Prädikat besonders wertvoll

Finn ist Fotograf und gibt sich nicht mit Kleinigkeiten zufrieden. Sein Element ist das 360°-Foto, das manipuliert und auf Großleinwänden wiedergegeben wird. Finn führt ein schnelles, von äußeren Einflüssen geprägtes Leben. Eines Nachts erlebt er beim Fotoshooting im nächtlichen Düsseldorf in seinem englischen Sportwagen beinahe einen Verkehrsunfall und weiß, das war knapp, nur noch ein kleiner Schritt vom Leben in den Tod.

Palermo heißt „der große Hafen“, erfährt Finn, der sich in einer Lebens- und Schaffenskrise fühlt, und so fährt er nach Palermo, ein Aufbruch mit unbekanntem Ziel. Er durchlebt eine Sinnkrise, erinnert sich an seine Mutter und fühlt sich verfolgt. Als ein Pfeil knapp an ihm vorbei eine Mauer durchbohrt, spürt er, dass er keine Zeit mehr verschwenden sollte.
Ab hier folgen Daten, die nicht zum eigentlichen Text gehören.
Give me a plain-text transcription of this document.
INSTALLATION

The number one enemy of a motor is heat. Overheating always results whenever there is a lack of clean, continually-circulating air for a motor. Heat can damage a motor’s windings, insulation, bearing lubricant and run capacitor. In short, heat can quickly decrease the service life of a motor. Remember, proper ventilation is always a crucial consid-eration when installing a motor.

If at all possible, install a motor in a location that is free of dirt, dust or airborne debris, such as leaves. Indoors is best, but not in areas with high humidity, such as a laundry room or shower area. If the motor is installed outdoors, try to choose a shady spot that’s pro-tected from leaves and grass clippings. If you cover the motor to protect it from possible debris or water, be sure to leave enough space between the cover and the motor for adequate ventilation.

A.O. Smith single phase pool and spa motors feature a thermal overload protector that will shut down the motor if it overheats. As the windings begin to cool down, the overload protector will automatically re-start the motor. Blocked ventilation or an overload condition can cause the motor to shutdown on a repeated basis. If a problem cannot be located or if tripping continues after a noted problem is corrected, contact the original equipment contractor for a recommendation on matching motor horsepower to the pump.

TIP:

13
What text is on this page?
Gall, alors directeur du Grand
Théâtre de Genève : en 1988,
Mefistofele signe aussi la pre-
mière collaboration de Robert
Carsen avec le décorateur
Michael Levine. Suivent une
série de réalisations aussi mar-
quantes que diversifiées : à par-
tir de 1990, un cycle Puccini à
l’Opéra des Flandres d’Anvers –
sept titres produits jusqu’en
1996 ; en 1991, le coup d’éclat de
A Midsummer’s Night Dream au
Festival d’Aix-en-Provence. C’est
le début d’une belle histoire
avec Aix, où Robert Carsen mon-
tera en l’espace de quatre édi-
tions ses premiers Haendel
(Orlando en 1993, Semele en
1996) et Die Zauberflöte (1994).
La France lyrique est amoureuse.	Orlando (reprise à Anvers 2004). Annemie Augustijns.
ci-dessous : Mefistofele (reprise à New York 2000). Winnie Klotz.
Die Begegnung mit einer schönen, melancholischen Restauratorin führt ihn zu einem neuen Leben.

Der Film greift mehrere Themen auf, die er immer wieder variiert. Licht und Schatten, Zeit und Tod sind die Parallelen, die in Symbolik münden. Die Bilder in Braun- und Gelbtönen spiegeln die morbide Schönheit Palermos und kontrastieren die anfänglich satten Farben, des schnellen Fotografenlebens.

Wenn der Tod in Gestalt Dennis Hoppers zum ersten Mal im grauen Mantel auftritt, ist der Mut des Regisseurs zu bewundern, mit schlicht gehaltenen Dialogen großes Pathos zu erzeugen. Die Figur der Restauratorin Flavia, die Finn fortan als Schutzengel begleitet, mutet ebenso melancholisch an wie die Gassen Palermos. Vor Finn scheinen sich alle zurückzuziehen: Selbst eine Ziege verschwindet, als er sie fotografieren will. Hat der Tod seine Hand im Spiel, wenn Finns Identität als Fotograf auf dem Spiel steht?
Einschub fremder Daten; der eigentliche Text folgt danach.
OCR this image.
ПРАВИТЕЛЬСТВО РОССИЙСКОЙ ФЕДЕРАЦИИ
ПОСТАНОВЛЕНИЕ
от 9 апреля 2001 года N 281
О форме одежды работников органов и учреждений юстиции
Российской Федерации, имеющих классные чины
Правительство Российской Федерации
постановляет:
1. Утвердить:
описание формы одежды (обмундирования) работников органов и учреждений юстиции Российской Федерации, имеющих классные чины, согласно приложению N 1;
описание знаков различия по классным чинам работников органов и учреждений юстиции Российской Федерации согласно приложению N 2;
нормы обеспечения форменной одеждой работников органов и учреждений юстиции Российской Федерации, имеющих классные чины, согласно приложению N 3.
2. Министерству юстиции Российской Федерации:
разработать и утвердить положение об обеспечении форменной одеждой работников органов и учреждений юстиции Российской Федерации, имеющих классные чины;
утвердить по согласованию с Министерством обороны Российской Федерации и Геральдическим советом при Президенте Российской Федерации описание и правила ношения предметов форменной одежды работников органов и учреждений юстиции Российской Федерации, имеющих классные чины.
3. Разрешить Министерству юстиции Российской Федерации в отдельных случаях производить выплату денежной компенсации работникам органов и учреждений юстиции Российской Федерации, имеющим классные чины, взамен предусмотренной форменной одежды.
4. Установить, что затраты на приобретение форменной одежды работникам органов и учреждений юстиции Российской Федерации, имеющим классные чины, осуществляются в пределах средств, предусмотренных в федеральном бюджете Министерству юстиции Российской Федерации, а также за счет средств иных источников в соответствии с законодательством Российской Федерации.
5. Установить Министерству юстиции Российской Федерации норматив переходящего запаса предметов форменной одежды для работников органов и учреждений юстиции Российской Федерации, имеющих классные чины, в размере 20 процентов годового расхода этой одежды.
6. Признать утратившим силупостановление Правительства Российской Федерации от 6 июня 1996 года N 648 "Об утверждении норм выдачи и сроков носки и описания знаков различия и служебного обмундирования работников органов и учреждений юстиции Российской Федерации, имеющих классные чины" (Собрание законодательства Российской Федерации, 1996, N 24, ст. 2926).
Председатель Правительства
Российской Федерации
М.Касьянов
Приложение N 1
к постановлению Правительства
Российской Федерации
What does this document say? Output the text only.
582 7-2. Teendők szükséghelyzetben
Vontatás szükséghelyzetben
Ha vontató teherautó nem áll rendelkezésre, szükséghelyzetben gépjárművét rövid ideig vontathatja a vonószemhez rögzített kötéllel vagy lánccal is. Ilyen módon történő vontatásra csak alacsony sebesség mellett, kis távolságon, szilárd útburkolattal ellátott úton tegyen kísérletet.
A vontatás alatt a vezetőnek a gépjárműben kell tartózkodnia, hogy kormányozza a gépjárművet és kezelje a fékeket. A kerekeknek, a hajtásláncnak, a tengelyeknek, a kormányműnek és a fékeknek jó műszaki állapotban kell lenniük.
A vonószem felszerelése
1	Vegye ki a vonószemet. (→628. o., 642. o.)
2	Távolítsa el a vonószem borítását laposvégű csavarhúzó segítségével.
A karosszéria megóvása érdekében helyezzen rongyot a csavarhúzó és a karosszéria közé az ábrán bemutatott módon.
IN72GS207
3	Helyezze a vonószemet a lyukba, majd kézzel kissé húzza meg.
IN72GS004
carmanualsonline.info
Die Präsenz des Toten-Hosen-Sängers Campino verblasst zwar ein wenig neben der schauspielerischen Könnerschaft Dennis Hoppers. Dies wird allerdings durch großartige Bilder des Kameramanns Franz Lustig wieder wett gemacht.
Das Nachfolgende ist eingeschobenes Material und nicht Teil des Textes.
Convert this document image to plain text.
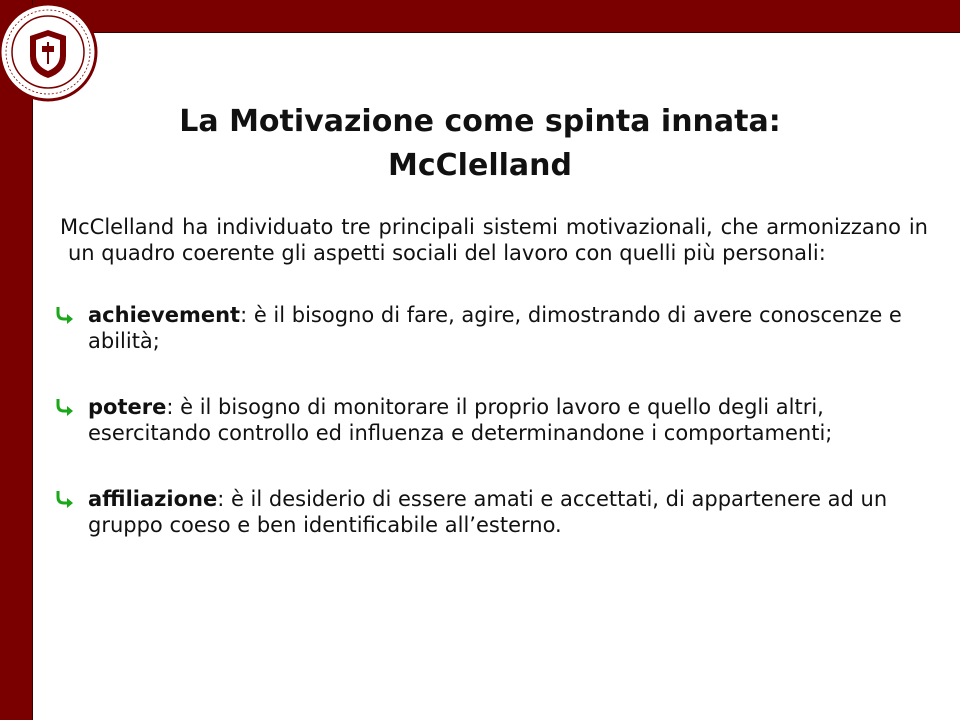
La Motivazione come spinta innata:
McClelland

McClelland ha individuato tre principali sistemi motivazionali, che armonizzano in un quadro coerente gli aspetti sociali del lavoro con quelli più personali:

achievement: è il bisogno di fare, agire, dimostrando di avere conoscenze e abilità;
potere: è il bisogno di monitorare il proprio lavoro e quello degli altri, esercitando controllo ed influenza e determinandone i comportamenti;
affiliazione: è il desiderio di essere amati e accettati, di appartenere ad un gruppo coeso e ben identificabile all’esterno.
Insgesamt wird die mystische Atmosphäre Palermos eindrucksvoll wiedergegeben, und die sehr persönliche wirkende Geschichte, die Wenders hier erzählt, trägt neben melancholischen Zügen manchmal auch komische, wenn etwa der Tod seine Abneigung gegen digitale Manipulation beschreibt.

Die FBW-Jury zeigte sich fast einstimmig restlos begeistert und vergab das Prädikat besonders wertvoll.